Nous sommes totalement opposés à la logique de cette proposition de loi organique qui se donne pour objectif de revenir au cumul des mandats. Car, sous le sympathique vocable d'« implantation », qui vise à susciter l'adhésion, se cachent en fait les pratiques de la Ve République que le peuple déteste le plus ; je veux parler des baronnies dignes de l'Ancien Régime, parfois héréditaires, dans lesquelles un notable local, petit roi en son petit pays, décide de tout presque seul, en cumulant les mandats électifs. Nous croyions en avoir fini avec ces pratiques, mais voilà qu'on tente de les rétablir !
Les parlementaires ne sont pas des plantes dont il faudrait faire pousser les racines, ce sont des représentants de la nation. Si le peuple a pu estimer, à juste raison, que certains d'entre eux étaient déconnectés de la vie quotidienne des gens, ce n'est pas parce que lesdits parlementaires ne détiennent pas de mandats locaux mais précisément parce que l'accumulation de mandats contribue à créer peu à peu une petite caste élective qui vit de la politique et ne connaît rien d'autre, parce que le peuple est largement exclu des fonctions électives et que les personnes issues des classes populaires n'accèdent qu'exceptionnellement à la fonction de parlementaire – sous cet aspect, la législature actuelle ne fait pas exception.

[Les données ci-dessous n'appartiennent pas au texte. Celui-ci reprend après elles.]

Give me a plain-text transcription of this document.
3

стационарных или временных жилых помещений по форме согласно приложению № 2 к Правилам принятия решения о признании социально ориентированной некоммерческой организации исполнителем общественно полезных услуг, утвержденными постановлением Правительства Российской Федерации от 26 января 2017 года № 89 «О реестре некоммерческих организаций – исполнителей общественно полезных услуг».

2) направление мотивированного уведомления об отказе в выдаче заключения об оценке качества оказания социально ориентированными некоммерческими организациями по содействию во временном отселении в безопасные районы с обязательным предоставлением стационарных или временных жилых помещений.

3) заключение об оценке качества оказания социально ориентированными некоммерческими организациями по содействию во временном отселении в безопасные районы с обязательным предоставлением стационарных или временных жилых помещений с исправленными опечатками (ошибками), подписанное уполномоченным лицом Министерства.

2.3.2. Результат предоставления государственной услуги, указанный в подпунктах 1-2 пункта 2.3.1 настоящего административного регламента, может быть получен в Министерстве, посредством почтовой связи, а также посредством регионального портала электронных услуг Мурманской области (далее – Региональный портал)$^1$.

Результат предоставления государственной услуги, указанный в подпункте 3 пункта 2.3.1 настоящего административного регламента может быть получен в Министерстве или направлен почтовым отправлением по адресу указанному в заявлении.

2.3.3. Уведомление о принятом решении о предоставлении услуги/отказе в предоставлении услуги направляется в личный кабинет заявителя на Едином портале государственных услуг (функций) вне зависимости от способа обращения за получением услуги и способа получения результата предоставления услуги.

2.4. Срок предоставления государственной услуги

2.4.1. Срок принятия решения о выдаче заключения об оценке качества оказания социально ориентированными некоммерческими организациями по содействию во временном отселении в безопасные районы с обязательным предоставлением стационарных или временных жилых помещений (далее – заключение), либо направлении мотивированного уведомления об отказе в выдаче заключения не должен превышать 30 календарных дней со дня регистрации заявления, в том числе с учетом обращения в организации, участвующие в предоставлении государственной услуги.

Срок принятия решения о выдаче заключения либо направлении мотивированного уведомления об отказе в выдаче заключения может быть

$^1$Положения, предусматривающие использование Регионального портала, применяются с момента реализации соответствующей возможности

Le rôle d'un parlementaire n'est pas de cumuler des mandats, il est de représenter le peuple dans sa diversité politique. Il y aurait, certes, beaucoup à faire en la matière, mais ce n'est certainement pas en autorisant le cumul que l'on favorisera cette représentation.
Si vous êtes favorable au cumul des mandats, monsieur le rapporteur, sans doute est-ce parce que vous pensez que les parlementaires n'ont plus aucun pouvoir. C'est vrai : notre assemblée a été transformée en chambre d'enregistrement des desiderata de l'exécutif. Mais le cumul des mandats aggraverait le problème au lieu de le résoudre. Il faut plutôt rétablir l'Assemblée nationale dans son rôle de contre-pouvoir, de véritable législateur, et lui permettre de contrôler effectivement l'action du Gouvernement.
La France insoumise souhaite que les députés soient élus, comme ce fut le cas en 1986, à la proportionnelle départementale ; c'est du reste l'une des propositions que nous avions présentées l'an passé lors de la journée réservée à notre groupe. Ainsi, nous garantirions la représentation de l'ensemble des forces politiques au sein de l'Assemblée. Les parlementaires, il faut le rappeler, ne représentent pas des territoires : ils représentent les citoyens et le peuple politique. Ils sont élus pour défendre le programme politique qu'ils ont présenté lors de la campagne électorale, les citoyennes et les citoyens se prononçant en fonction de ce qu'ils pensent être l'intérêt général. C'est pourquoi les dix-sept parlementaires du groupe La France insoumise, qui représentent 7 millions d'électeurs, transcrivent leur programme, « L'Avenir en commun », en propositions de loi et en amendements.
De manière générale, nous estimons qu'il faut refonder nos institutions en les repensant de fond en comble. Si notre démocratie est malade, ce n'est pas du non-cumul des mandats mais de l'exclusion du peuple, qui ne se reconnaît pas dans les institutions. L'abstention augmente élection après élection, le peuple boude les urnes et les élections intermédiaires sont ravalées au rang de référendum : pour ou contre le Président de la République. La monarchie présidentielle se manifeste dans toute sa caricature lors des allocutions au cours desquelles ce dernier explique ses décisions sans que celles-ci fassent l'objet d'un débat démocratique.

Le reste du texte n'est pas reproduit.